Firms are known to focus their efforts in areas where they expect the maximum yields of profits against the cash flows that they have. This criterion implies that the decisions made in this regard are dependent on the extent of liquidity available and the level of demand for the new knowledge and initiatives in the industry. Consideration has also been made regarding the impact on firms that admit to having made profits from their operations as also from other actions such as selling of capital assets and other resources of the firm. This results in a change in the optimum choice made by the firm’s boundaries since firms have to be prudent in deciding upon the segments that will bring benefits not only by way of profits but also by way of appreciation of assets. It is better to act in focusing upon the options that affect the choices of boundaries open for a firm instead of acting generically on the boundaries of firms. The choices have to be made by an individual firm in considering the conditions that are faced by it.

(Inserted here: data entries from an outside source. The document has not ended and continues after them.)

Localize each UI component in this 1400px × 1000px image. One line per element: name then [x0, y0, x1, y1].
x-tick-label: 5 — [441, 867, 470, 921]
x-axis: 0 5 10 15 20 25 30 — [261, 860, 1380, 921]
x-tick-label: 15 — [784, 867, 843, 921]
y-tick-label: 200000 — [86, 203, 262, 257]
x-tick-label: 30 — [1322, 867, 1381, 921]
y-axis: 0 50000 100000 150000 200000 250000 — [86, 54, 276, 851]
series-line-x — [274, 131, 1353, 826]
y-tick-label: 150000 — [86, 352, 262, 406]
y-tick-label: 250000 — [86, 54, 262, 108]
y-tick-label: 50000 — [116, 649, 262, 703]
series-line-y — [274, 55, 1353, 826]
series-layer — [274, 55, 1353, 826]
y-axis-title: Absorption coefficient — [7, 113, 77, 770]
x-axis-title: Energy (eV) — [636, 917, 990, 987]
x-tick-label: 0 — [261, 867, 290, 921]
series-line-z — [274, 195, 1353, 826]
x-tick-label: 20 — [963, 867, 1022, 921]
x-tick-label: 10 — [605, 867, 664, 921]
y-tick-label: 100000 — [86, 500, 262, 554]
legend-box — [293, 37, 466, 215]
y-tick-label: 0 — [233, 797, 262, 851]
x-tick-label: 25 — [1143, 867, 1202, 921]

The relevant theory supports the belief that efficient boundaries of a firm are dynamic and can be substantiated by building upon transaction cost economics and the knowledge-based theory of the firm. In stressing the role of technological change, this paper has analyzed the contention of economists in using the concept of deconstruction, recent business paradigms, and altering market concepts in explaining the vertical integration of firms. This paper provides new perceptions and has revealed how theoretical foundations broaden the appeal of research in boundaries of the firm by including the knowledge base from the dynamic capability approaches and of progressive economics. The paper demonstrates how technological change in terms of technological opportunity, new knowledge, transfer of knowledge and other appropriate circumstances influence the firm’s decisions to alter the value chains, choice of business models, and the progression of the market conditions. Such circumstances result in new business models that are nonspecific and based on this analysis a strategic framework has been developed that will assist firms in picking the most attractive options in the industry’s value chain.